L’étude est publiée dans Frontiers in Marine Science en décembre 2020 avec 2 membres de l’UMR Ecologie et Santé des Ecosystèmes, Pierre-Yves Hernvann et Didier Gascuel (L'Institut Agro, Agrocampus Ouest, ESE) et leur ancien stagiaire aujourd’hui en thèse à l’IRD, en collaboration avec les équipes Ifremer de Lorient et des chercheurs du Centre Commun de Recherche (JRC) de la Commission Européenne et de l’Université du Washington.


Les réseaux trophiques, structures résultant de l’assemblage des chaînes alimentaires, jouent un rôle majeur dans la dynamique des écosystèmes marins. En effet, connaître leur structure et leur fonctionnement permet de mieux comprendre comment une pression impactant une espèce ou un groupe d’espèces peut se propager de proche en proche, via les relations proie-prédateurs, pour au final affecter l’ensemble de l’écosystème.

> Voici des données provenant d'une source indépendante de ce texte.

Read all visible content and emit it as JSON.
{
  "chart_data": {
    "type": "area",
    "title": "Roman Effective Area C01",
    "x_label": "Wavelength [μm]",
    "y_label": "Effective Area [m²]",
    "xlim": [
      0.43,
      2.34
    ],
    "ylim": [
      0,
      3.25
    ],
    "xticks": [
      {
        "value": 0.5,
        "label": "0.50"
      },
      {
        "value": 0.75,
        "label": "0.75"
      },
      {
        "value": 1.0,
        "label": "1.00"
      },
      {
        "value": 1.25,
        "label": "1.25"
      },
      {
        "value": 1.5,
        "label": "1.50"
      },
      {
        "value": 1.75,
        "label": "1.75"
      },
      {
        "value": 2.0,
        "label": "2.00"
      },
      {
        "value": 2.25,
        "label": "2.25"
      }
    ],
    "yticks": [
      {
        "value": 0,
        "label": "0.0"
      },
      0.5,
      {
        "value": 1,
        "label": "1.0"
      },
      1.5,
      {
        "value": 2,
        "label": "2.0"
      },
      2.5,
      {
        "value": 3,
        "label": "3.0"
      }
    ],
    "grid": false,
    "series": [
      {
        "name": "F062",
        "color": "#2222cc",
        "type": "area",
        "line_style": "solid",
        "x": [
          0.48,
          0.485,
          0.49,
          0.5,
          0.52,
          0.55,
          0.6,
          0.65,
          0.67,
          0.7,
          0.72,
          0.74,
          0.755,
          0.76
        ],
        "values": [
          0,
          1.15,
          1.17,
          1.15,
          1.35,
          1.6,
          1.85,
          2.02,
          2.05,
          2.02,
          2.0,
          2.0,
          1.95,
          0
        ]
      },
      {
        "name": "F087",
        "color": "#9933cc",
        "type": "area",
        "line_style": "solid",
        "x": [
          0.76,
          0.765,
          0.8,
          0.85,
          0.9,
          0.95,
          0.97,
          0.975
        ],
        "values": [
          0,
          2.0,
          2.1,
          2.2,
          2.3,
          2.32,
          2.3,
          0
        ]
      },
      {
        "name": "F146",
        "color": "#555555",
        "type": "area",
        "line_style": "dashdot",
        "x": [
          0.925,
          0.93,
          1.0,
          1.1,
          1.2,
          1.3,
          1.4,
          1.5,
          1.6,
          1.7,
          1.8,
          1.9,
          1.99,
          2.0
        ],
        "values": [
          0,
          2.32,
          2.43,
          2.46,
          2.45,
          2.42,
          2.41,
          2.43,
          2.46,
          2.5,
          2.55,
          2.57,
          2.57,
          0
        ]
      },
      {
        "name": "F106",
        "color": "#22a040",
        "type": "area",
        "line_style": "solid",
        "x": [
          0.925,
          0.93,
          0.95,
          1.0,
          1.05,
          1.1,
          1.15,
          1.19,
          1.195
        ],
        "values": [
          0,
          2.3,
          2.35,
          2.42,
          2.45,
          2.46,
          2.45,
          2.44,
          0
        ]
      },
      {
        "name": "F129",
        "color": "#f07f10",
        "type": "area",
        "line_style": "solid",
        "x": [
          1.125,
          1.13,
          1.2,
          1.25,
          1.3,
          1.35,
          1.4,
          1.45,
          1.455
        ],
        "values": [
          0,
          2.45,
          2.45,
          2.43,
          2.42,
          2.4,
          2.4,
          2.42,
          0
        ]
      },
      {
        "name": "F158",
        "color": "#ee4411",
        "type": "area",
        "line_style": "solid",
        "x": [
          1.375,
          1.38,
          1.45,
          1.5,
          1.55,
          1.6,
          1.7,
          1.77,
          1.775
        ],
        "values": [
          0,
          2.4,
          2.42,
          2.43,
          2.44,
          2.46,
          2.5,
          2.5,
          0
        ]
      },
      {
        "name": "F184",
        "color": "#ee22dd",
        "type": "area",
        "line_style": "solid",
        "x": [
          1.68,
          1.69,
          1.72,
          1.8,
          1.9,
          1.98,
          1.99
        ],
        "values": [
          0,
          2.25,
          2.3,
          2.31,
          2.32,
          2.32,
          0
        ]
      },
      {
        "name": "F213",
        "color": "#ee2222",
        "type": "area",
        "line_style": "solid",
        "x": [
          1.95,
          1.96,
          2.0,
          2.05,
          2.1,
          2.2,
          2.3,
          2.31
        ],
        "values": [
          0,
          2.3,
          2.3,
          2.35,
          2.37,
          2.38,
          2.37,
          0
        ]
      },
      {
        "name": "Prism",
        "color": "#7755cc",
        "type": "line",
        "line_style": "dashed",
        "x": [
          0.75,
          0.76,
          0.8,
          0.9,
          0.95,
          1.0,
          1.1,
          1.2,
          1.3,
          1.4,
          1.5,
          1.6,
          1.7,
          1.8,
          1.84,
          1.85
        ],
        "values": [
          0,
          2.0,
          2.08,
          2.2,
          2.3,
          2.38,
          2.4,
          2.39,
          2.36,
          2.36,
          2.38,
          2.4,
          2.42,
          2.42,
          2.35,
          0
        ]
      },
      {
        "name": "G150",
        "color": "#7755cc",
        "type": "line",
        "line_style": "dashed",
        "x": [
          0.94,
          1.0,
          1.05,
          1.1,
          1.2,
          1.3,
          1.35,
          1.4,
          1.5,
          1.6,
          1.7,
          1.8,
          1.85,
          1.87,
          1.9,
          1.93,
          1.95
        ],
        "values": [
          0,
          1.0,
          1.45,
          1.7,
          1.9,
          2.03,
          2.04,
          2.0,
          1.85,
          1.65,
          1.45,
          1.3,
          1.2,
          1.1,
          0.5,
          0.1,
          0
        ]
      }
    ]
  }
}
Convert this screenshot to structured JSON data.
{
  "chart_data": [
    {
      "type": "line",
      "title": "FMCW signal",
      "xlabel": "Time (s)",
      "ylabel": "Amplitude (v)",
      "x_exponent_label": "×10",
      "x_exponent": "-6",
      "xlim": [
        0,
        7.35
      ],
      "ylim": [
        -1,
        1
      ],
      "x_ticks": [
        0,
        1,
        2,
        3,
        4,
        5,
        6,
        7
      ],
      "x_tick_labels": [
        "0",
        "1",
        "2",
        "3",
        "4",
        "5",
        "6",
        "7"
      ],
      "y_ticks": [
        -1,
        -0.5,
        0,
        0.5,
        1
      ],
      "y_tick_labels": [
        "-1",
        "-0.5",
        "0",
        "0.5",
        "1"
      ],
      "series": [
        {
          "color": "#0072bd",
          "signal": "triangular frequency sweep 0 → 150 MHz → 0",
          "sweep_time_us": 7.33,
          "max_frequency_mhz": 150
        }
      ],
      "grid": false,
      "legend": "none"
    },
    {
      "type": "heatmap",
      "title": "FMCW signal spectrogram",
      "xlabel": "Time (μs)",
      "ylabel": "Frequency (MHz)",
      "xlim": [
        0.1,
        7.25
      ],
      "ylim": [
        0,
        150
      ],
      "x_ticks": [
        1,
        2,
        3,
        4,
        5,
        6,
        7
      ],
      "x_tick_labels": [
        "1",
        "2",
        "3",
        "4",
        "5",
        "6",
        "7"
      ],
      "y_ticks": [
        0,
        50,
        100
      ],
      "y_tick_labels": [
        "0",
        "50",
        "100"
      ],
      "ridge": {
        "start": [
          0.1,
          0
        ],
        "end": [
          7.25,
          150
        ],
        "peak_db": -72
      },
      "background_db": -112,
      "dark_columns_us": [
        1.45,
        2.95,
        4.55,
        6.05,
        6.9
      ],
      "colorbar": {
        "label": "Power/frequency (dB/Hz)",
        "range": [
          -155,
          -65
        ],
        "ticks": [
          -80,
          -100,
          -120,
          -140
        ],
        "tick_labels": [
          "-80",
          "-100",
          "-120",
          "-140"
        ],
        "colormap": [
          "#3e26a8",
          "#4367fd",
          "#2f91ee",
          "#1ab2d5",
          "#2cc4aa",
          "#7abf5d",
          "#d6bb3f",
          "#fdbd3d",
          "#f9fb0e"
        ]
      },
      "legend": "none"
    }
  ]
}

Cette thématique de recherche est notamment utile pour quantifier les impacts indirects de la pêche et constitue un outil essentiel pour la mise en œuvre d’une approche écosystémique de la gestion des pêches.


Dans cette étude, les chercheurs de l’UMR ESE et leurs collègues se sont penchés sur le cas de la Mer Celtique, la partie du plateau continental Ouest Européen qui s’étend du Nord de la Bretagne au Sud-Ouest de l’Irlande (Fig.1). L’étude du réseau trophique dans cette zone relève du défi de par la grande diversité des espèces qui l’habitent et la complexité de leurs interactions, due à leur répartition spatiale hétérogène à travers une véritable mosaïque d’habitats. Exploitée par la pêche depuis de nombreuses décennies, la Mer Celtique revêt encore aujourd’hui un intérêt majeur pour les pêcheries européennes ; en témoignent les négociations musclées sur les accords de pêche dans ces eaux dans le cadre du Brexit. Les objectifs de cette étude étaient de mieux comprendre (i) la structuration spatiale du réseau trophique de Mer Celtique ainsi que (ii) les changements survenus dans l’écosystème depuis 1985, (iii) d’en identifier les principaux facteurs et de (iv) quantifier les impacts relatifs de la pêche et de l’environnement dans ces changements.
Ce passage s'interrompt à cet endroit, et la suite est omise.